Un projet suspendu
Une artère parisienne pourrait-elle un jour porter le nom de Claude Lanzmann ? La question est relancée par son épouse, Dominique Lanzmann, qui exprime son incompréhension et sa colère dans un entretien. Selon elle, le projet d'une allée dédiée au réalisateur du film monumental « Shoah » a été abandonné par la précédente municipalité, sur la base d'accusations relayées par des élus écologistes. Elle estime que cet hommage aurait « tout son sens ».
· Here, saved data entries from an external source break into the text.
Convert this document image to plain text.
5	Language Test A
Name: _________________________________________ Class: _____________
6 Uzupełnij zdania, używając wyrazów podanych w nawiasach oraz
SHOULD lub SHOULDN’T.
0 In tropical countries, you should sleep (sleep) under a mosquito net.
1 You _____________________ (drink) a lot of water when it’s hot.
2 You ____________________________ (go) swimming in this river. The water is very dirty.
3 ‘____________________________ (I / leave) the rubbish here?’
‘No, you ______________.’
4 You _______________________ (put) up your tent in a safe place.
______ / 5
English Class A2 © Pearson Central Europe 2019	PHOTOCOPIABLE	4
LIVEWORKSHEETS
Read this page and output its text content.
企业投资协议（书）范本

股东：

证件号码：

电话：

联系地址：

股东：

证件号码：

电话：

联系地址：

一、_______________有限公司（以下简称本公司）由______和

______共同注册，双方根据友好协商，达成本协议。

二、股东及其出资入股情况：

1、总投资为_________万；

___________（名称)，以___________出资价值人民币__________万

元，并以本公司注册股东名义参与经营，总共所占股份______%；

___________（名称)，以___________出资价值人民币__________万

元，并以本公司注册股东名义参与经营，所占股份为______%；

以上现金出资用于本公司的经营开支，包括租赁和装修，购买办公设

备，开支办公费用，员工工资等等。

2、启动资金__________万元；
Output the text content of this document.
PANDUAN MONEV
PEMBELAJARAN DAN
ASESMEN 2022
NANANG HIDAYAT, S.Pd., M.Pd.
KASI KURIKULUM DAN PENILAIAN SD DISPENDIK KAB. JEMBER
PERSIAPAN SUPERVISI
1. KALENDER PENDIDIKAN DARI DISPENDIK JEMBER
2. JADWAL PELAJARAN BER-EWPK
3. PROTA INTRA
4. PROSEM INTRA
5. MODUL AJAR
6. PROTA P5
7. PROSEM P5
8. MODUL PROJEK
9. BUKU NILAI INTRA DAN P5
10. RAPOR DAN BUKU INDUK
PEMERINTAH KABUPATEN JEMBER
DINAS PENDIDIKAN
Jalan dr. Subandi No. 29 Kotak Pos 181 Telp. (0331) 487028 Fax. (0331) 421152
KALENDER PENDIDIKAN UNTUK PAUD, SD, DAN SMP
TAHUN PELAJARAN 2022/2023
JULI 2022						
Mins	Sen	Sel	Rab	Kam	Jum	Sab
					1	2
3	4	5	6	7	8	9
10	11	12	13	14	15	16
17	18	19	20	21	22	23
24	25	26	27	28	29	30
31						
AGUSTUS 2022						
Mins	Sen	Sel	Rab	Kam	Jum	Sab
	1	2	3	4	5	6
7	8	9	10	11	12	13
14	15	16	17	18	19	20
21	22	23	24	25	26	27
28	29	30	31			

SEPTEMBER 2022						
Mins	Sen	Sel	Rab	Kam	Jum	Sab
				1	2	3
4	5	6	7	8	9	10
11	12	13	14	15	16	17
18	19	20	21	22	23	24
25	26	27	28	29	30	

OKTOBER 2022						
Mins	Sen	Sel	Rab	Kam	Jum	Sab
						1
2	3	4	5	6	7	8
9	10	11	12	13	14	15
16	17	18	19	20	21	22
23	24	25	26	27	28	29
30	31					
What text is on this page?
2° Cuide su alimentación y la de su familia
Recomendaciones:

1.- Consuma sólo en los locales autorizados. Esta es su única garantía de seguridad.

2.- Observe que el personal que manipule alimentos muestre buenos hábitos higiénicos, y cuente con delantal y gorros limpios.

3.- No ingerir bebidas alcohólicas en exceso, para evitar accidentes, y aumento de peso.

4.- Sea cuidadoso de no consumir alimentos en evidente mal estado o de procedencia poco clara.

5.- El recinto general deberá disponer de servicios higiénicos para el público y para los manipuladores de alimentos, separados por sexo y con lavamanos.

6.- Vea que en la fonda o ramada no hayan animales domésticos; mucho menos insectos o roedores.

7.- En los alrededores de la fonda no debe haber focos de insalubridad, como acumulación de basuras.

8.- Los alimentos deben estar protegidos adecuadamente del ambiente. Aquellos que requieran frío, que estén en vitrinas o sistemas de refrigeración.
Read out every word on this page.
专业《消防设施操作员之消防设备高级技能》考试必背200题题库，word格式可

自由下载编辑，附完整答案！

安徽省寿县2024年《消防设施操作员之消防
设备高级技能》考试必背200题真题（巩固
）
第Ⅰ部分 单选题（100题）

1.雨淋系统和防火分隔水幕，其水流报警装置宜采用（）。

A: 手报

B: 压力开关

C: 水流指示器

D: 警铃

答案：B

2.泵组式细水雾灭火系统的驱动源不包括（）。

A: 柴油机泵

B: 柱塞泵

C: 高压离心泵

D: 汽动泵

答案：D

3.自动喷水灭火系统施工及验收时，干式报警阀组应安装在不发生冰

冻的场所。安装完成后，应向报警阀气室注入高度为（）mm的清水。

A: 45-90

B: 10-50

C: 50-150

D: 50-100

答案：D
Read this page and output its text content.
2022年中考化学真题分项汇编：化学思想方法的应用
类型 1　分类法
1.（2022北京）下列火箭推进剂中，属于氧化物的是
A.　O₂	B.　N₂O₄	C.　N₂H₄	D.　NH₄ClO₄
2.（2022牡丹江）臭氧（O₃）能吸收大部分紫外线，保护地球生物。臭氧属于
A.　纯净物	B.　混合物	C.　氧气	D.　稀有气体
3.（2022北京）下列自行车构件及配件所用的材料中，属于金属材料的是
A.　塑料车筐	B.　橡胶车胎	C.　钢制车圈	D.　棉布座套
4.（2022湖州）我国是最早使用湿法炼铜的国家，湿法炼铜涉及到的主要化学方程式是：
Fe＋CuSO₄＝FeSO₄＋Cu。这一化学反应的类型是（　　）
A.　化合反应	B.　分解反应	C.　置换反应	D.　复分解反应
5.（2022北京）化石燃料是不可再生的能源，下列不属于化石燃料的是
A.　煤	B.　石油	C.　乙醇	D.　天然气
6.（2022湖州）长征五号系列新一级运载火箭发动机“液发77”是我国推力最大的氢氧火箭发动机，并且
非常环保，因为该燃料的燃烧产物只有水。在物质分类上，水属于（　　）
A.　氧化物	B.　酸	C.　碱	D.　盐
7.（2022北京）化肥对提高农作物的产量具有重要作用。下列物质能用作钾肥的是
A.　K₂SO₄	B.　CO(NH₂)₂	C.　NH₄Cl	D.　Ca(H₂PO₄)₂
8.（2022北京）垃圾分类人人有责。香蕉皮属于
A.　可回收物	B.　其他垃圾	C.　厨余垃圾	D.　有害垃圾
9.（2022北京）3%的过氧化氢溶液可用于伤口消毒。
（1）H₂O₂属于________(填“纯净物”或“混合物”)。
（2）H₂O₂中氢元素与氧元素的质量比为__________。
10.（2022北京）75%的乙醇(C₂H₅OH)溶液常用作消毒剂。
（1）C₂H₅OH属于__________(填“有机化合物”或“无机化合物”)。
Des accusations contestées
Dominique Lanzmann ne précise pas la nature exacte des griefs qui ont conduit à cet abandon. Elle les qualifie simplement d'« accusations », sans entrer dans les détails. Elle affirme que ces allégations, portées par des représentants du parti écologiste, sont infondées et ont injustement entaché la mémoire de son mari. Pour elle, ce rejet constitue une injustice, alors que Claude Lanzmann est une figure majeure du cinéma et de la mémoire de la Shoah.
Un hommage empêché
L'ancienne majorité municipale, dirigée par Anne Hidalgo, avait donc renoncé à inscrire le nom de Claude Lanzmann dans l'espace public parisien. Dominique Lanzmann ne cache pas son amertume : elle estime que ce projet, qui aurait pu prendre la forme d'une allée, aurait été un juste hommage à l'œuvre et à l'engagement de son mari. Elle ne mentionne pas si des démarches ont été entreprises auprès de l'actuelle équipe municipale pour relancer le dossier.
Le poids de « Shoah »
Claude Lanzmann, décédé en 2018, reste surtout connu pour son film « Shoah », une œuvre documentaire de neuf heures sur l'extermination des Juifs d'Europe. Ce film, salué dans le monde entier, est considéré comme un témoignage essentiel. Sa notoriété dépasse largement les frontières de la France. Pour sa veuve, cette reconnaissance universelle rend d'autant plus incompréhensible le refus de la Ville de Paris de lui rendre hommage.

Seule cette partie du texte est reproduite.